然而,話音剛落,我便又重重地躺回到床上,擺出一副懶散的模樣。
「我覺得咱們這些流放者實在是太過火了!她們可都是活生生的人吶,怎能做出這般毫無人性之事呢?」
麗莎憤憤不平地說道。
聽完她的抱怨,我只是緊閉雙眼,冷冷地回答道:
「既然都已經被流放到這鳥不拉屎的鬼地方了,哪裡還有什麼人性可言?在這裡,既沒有法律的約束,也不存在所謂的道德標準。什麼叫做無人區?無人區就是專門給那些喪失人性之人容身之所罷了。」
「我實在看不下去了!怎麼連你都這樣說啊!」
她滿臉懊惱之色,眉頭緊緊皺起,嘴唇微微顫抖著。而此時的我,則緩緩抬起了右手。
「到底怎麼啦?」
她見狀,急忙伸手過來,一把緊緊握住我的那隻手。感受到她掌心傳來的溫熱,我摸索著,將自己的手輕輕放在了麗莎臉上那道猙獰的刀疤之上。
「難道你已經忘記這道疤究竟是如何得來的了嗎?」
我緊閉雙眼,實在不願意看到她此刻哭哭啼啼、楚楚可憐的模樣,心中莫名湧起一陣煩躁之感。
然而,出乎我意料的是,四周竟然出奇的安靜,並沒有如往常一般響起她的抽泣聲。
「我始終堅信他們都是心地善良之人,他們之所以會做出那樣的舉動,完全只是下意識的反應罷了。」
她的聲音輕柔卻堅定,彷彿在努力說服著我。
「下意識地?哼,如果當時他手中的刀子再往下划那麼一點點,你的喉嚨恐怕早就被割斷了!到那時,你又怎能像如今這般安然無恙地坐在我的面前呢?他們是善良的?呵呵,所有人都是善良的?可別忘了,我們想要活下去,就必須要剷除那些阻礙我們生存的人!既然如此,那就只能毫不留情地殺掉他們!」
說到最後,我的情緒愈發激動起來,不由自主地抬高了嗓音。
「我……我也沒想到。」
「你呀,還是太年輕,你有沒有看到過戰爭?」
我的聲音提高了,幾乎是在質問她。我睜開眼,定定地看著她,那雙眼睛里充滿了對這個世界的疑惑和不解。
「沒……沒有,我自小一直在嘉州讀書。」
她的聲音低沉,帶著一絲羞愧,彷彿她的生活經歷成了一種不足。
「你沒有經歷過戰爭,你就不知道人性有多麼的黑暗。」
我清了清嗓子,試圖壓抑住內心的激動。我的聲音變得低沉而有力,每一個字都像是從心底深處擠出來的力量。
「你沒有看到過成片成片的屍體,地上的鮮血染紅河水,沒有看到過烏鴉撕扯人的皮肉吃下,怎麼能理解我們現在的處境呢?」
我輕笑,那笑聲中帶著一絲苦澀,是對這個世界殘酷現實的無奈嘲諷。
「那就是說,這些你都經歷過嗎?」
她的聲音帶著一絲顫抖,彷彿是在尋求確認,又像是在尋找一絲安慰。
「不然呢?我自十三歲就開始殺人,十六歲做了軍官,幾乎每天都能看到屍體,血淋淋的屍體。」
我直視著她的眼睛,那雙眼睛里有著殺過人的冷酷和決絕,也有著對這個世界深深的不解和疑惑。
「我……我真的不知道這些……」
她不敢看我,那一雙殺過人如狼般的眼睛,那雙眼睛里有著太多的痛苦和掙扎,也有著太多的無奈和絕望。

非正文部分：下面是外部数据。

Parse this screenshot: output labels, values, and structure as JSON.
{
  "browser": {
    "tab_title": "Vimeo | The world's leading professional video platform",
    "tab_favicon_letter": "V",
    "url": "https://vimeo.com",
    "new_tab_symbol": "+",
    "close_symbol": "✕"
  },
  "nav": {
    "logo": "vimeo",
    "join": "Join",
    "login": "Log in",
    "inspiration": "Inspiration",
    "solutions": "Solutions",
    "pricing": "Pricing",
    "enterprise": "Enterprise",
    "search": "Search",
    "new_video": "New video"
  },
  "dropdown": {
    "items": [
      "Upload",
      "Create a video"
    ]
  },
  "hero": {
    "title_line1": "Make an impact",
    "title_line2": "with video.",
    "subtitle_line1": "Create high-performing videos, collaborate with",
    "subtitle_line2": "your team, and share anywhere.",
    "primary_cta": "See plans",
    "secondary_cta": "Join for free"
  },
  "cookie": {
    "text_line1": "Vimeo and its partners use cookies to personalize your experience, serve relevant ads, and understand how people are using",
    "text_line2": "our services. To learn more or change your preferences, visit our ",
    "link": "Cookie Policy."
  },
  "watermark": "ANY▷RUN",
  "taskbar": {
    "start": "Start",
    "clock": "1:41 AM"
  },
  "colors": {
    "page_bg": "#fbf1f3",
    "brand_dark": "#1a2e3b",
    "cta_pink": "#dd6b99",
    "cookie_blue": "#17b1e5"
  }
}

這一刻,房間里的空氣似乎都凝固了,我們的對話像是一把鋒利的刀,割開了我們心中的傷口,讓那些深藏的痛苦和恐懼都暴露在空氣中。我們彼此對視,都在對方的眼神中看到了自己的影子,那是被戰爭和人性黑暗所折磨的靈魂。
「我不知道該如何安慰你。」
麗莎輕聲說道,她那雙美麗的眼眸里流露出一絲憐憫,靜靜地凝視著我。這樣的眼神對我來說竟是如此陌生,因為曾經作為領主老爺的那段時光里,人們望向我的目光總是充滿敬仰與尊崇,彷彿我就是他們心目中拯救世界的救世主一般。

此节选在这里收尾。